Он стоял с рюмкой в руке, наклонив голову, прикусил губу, слезы навертывались на глаза. Он не стыдился их — это были слезы мужской радости.
Разошлись только в четвертом часу.
По дороге на вокзал Гжегож купил букет красных гвоздик, завернутых в целлофан, и сел в такси, чтобы приехать к поезду заблаговременно. И вот поезд опаздывает. Гжегож направился в вокзальный ресторан выпить бутылку пива. Несмотря на многочисленные тосты, накануне он пил немного и сейчас был совершенно трезв. Сев за столик, развернул газету, но читать не мог — мысли его то возвращались в дом Черника, то уносились в будущее.

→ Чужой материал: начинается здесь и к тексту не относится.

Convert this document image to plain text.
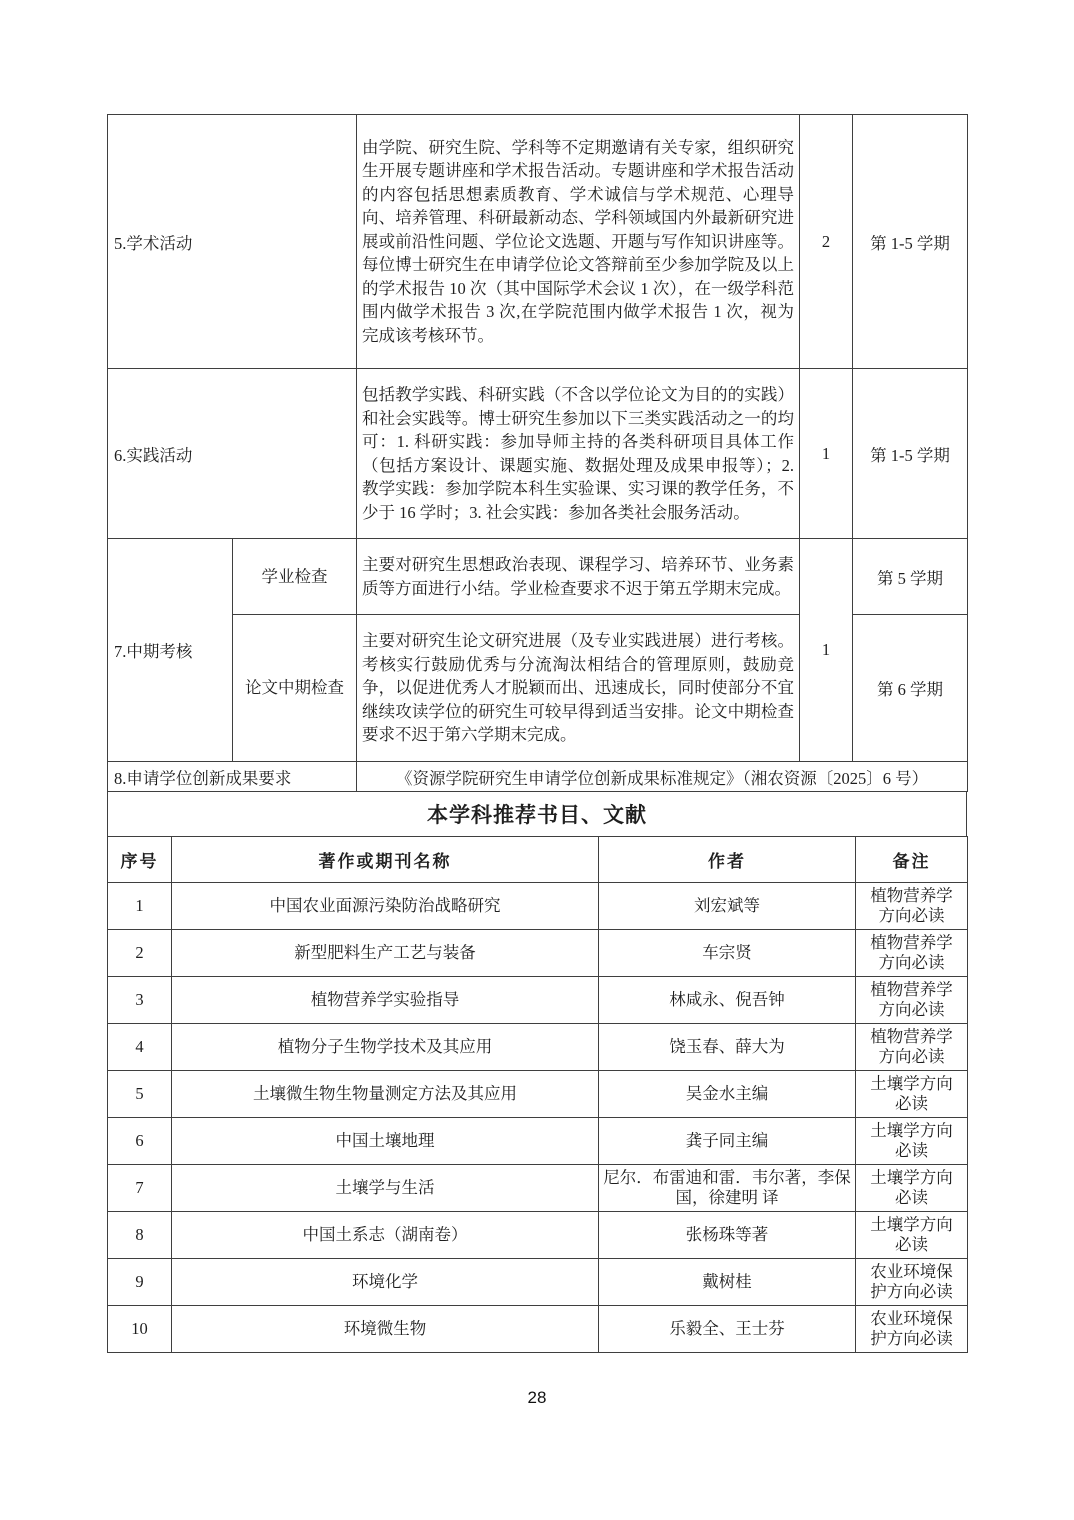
5.学术活动		由学院、研究生院、学科等不定期邀请有关专家，组织研究生开展专题讲座和学术报告活动。专题讲座和学术报告活动的内容包括思想素质教育、学术诚信与学术规范、心理导向、培养管理、科研最新动态、学科领域国内外最新研究进展或前沿性问题、学位论文选题、开题与写作知识讲座等。每位博士研究生在申请学位论文答辩前至少参加学院及以上的学术报告 10 次（其中国际学术会议 1 次），在一级学科范围内做学术报告 3 次,在学院范围内做学术报告 1 次，视为完成该考核环节。	2	第 1-5 学期
6.实践活动		包括教学实践、科研实践（不含以学位论文为目的的实践）和社会实践等。博士研究生参加以下三类实践活动之一的均可：1. 科研实践：参加导师主持的各类科研项目具体工作（包括方案设计、课题实施、数据处理及成果申报等）；2. 教学实践：参加学院本科生实验课、实习课的教学任务，不少于 16 学时；3. 社会实践：参加各类社会服务活动。	1	第 1-5 学期
7.中期考核	学业检查	主要对研究生思想政治表现、课程学习、培养环节、业务素质等方面进行小结。学业检查要求不迟于第五学期末完成。	1	第 5 学期
	论文中期检查	主要对研究生论文研究进展（及专业实践进展）进行考核。考核实行鼓励优秀与分流淘汰相结合的管理原则，鼓励竞争，以促进优秀人才脱颖而出、迅速成长，同时使部分不宜继续攻读学位的研究生可较早得到适当安排。论文中期检查要求不迟于第六学期末完成。		第 6 学期
8.申请学位创新成果要求		《资源学院研究生申请学位创新成果标准规定》（湘农资源〔2025〕6 号）		
本学科推荐书目、文献
序号	著作或期刊名称	作者	备注
1	中国农业面源污染防治战略研究	刘宏斌等	植物营养学方向必读
2	新型肥料生产工艺与装备	车宗贤	植物营养学方向必读
3	植物营养学实验指导	林咸永、倪吾钟	植物营养学方向必读
4	植物分子生物学技术及其应用	饶玉春、薛大为	植物营养学方向必读
5	土壤微生物生物量测定方法及其应用	吴金水主编	土壤学方向必读
6	中国土壤地理	龚子同主编	土壤学方向必读
7	土壤学与生活	尼尔．布雷迪和雷．韦尔著，李保国，徐建明 译	土壤学方向必读
8	中国土系志（湖南卷）	张杨珠等著	土壤学方向必读
9	环境化学	戴树桂	农业环境保护方向必读
10	环境微生物	乐毅全、王士芬	农业环境保护方向必读
28
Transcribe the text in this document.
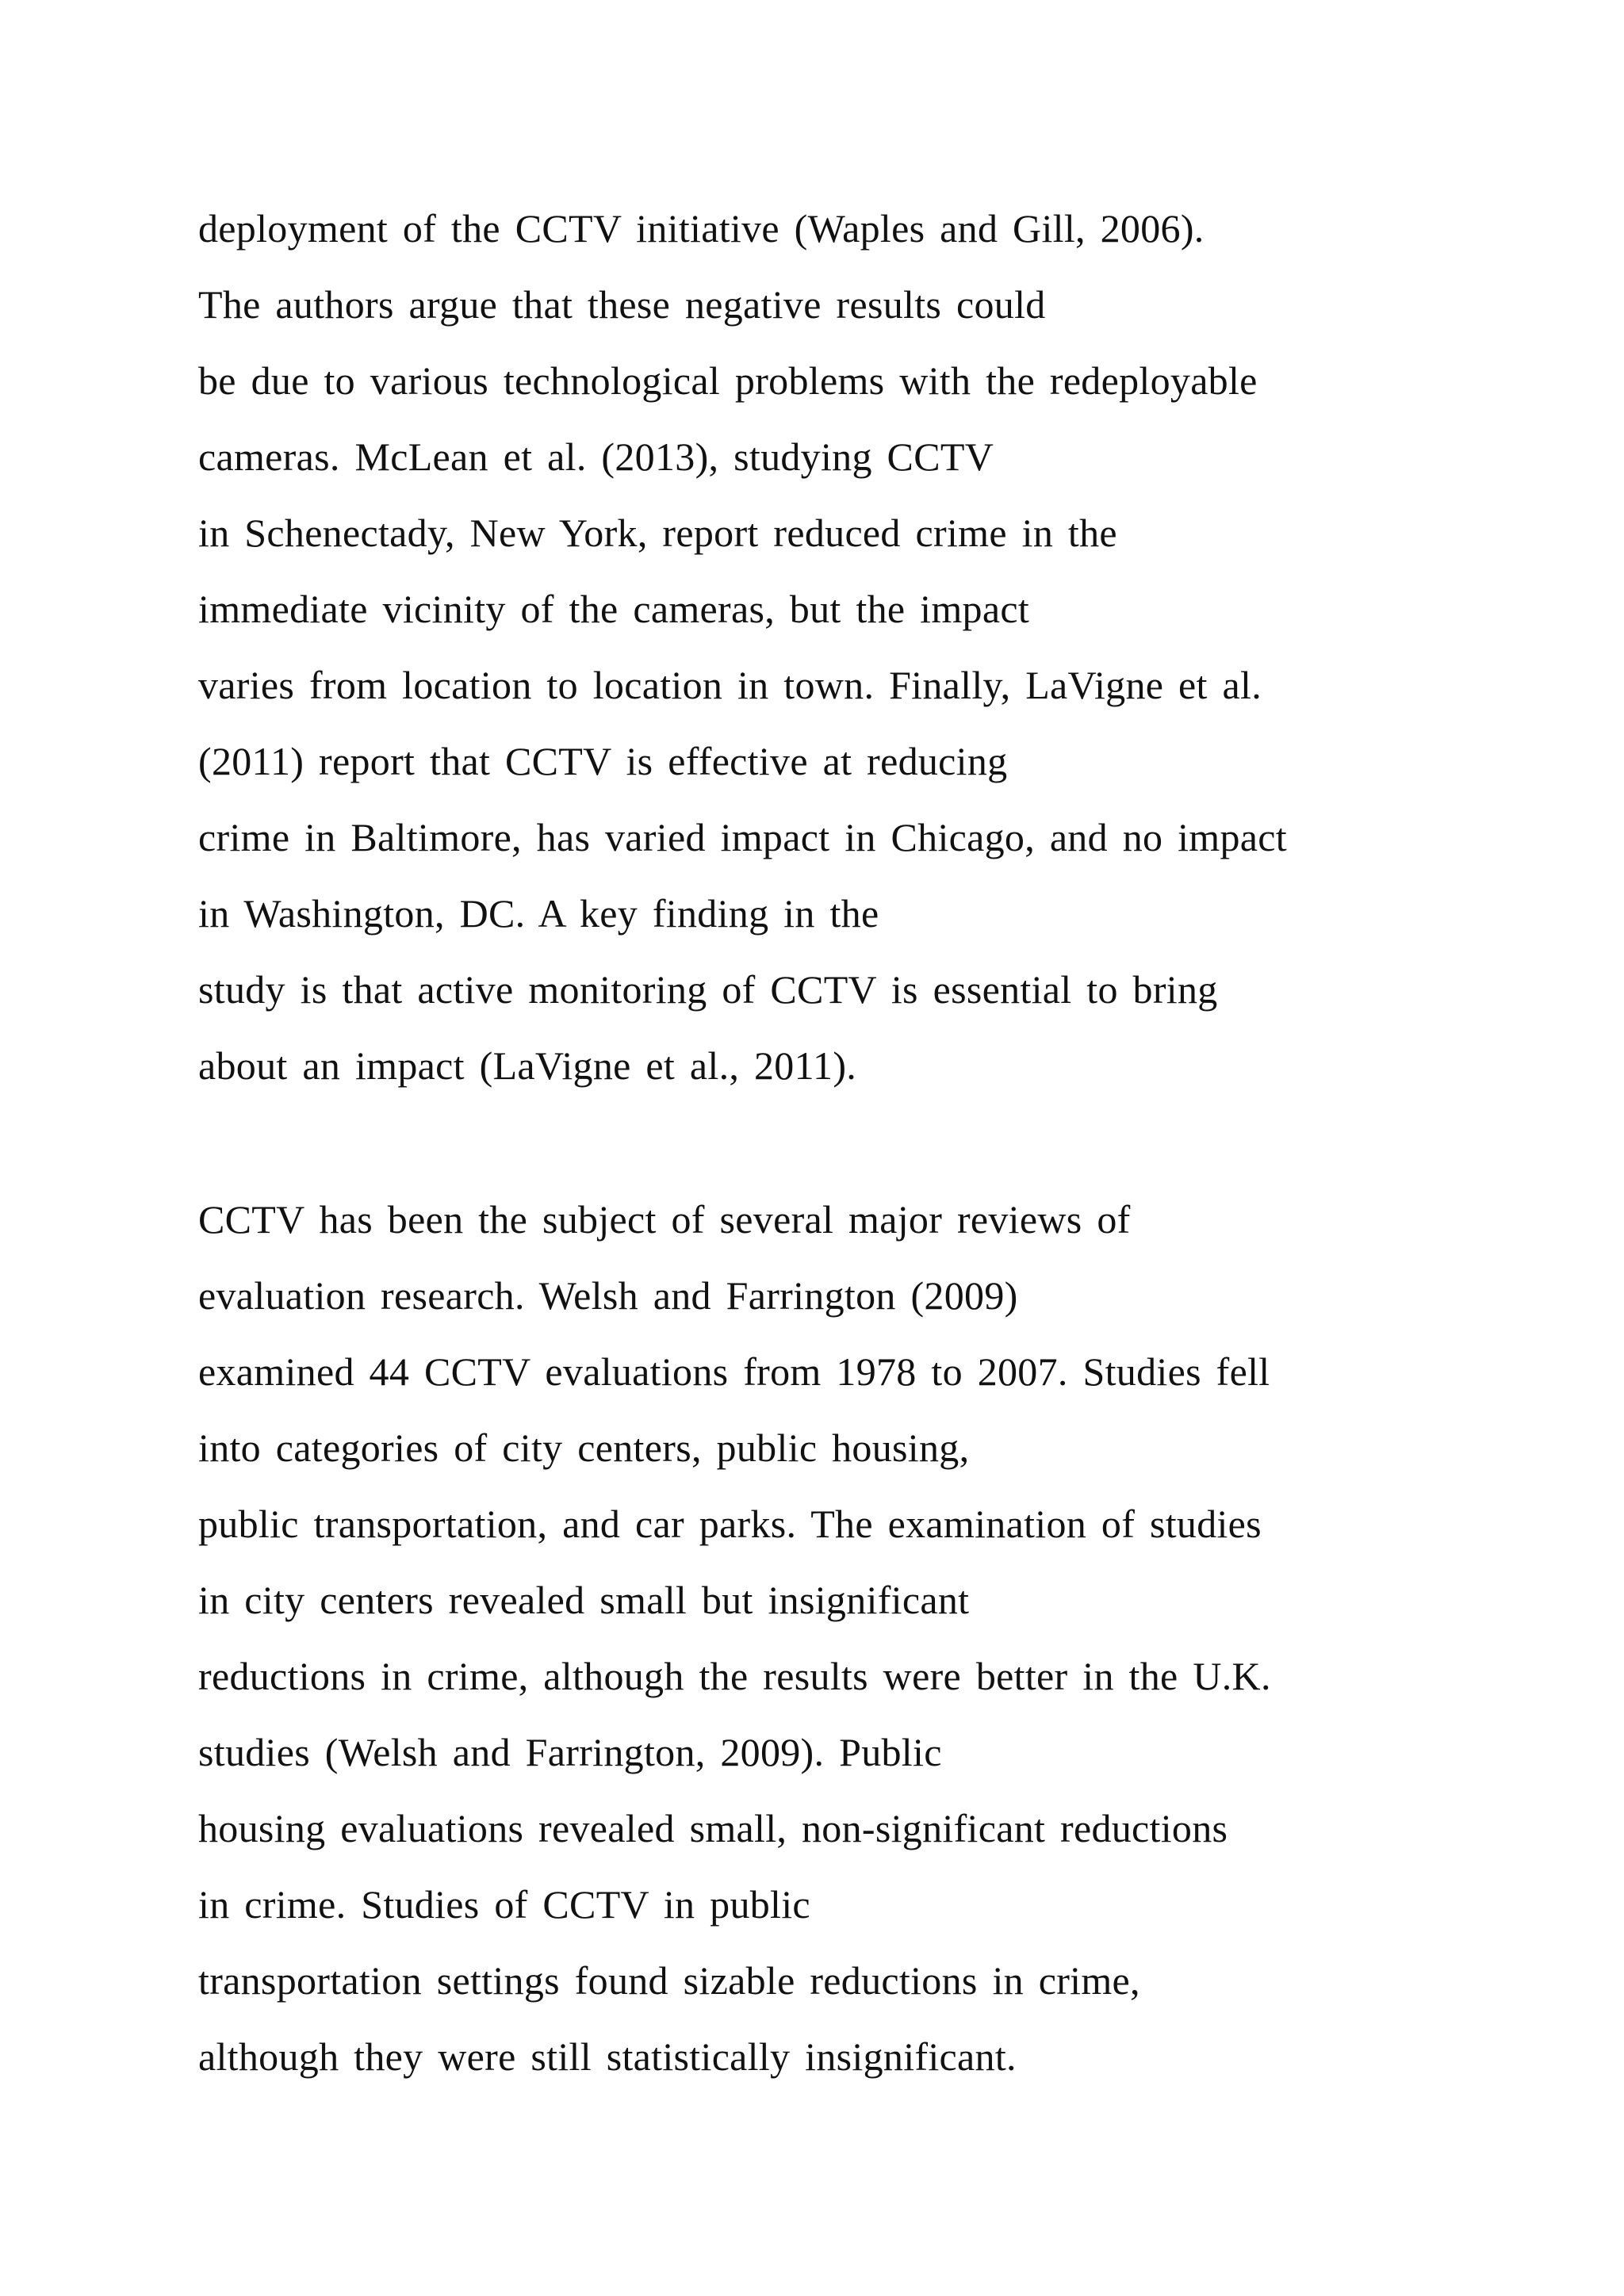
deployment of the CCTV initiative (Waples and Gill, 2006).
The authors argue that these negative results could
be due to various technological problems with the redeployable
cameras. McLean et al. (2013), studying CCTV
in Schenectady, New York, report reduced crime in the
immediate vicinity of the cameras, but the impact
varies from location to location in town. Finally, LaVigne et al.
(2011) report that CCTV is effective at reducing
crime in Baltimore, has varied impact in Chicago, and no impact
in Washington, DC. A key finding in the
study is that active monitoring of CCTV is essential to bring
about an impact (LaVigne et al., 2011).
CCTV has been the subject of several major reviews of
evaluation research. Welsh and Farrington (2009)
examined 44 CCTV evaluations from 1978 to 2007. Studies fell
into categories of city centers, public housing,
public transportation, and car parks. The examination of studies
in city centers revealed small but insignificant
reductions in crime, although the results were better in the U.K.
studies (Welsh and Farrington, 2009). Public
housing evaluations revealed small, non-significant reductions
in crime. Studies of CCTV in public
transportation settings found sizable reductions in crime,
although they were still statistically insignificant.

«Да, Гжегож Гурный, пройдет месяц, и ты опять станешь у мартена, возьмешь в руки синее стекло, жар будет обжигать тебе лицо, горячие вихри сбивать с ног, от дыма будут слезиться глаза. Люди к тебе будут присматриваться: доброжелательно, безразлично, враждебно — прежде чем, как и здесь, подойдут с открытой душой, и вы пожмете друг другу руки, ибо в этой работе, борьбе, все должны быть в едином строю. Если для этого потребуются даже тяжкий труд, многие жертвы и горькие испытания».
Он допивает пиво и выходит на перрон. Нетерпеливо прохаживается взад и вперед. Ему хочется поскорее быть на месте, обнять Кристину, обо всем ей рассказать, особенно об этом волнующем прощании с товарищами по работе, поделиться с ней своей радостью, которую теперь не могут уже заглушить те крупицы опасений, что порой еще закрадываются в душу при мысли о будущем. Наконец скорый из Варшавы подкатывает к перрону. Визжат тормоза, Гжегож растерянно оглядывается.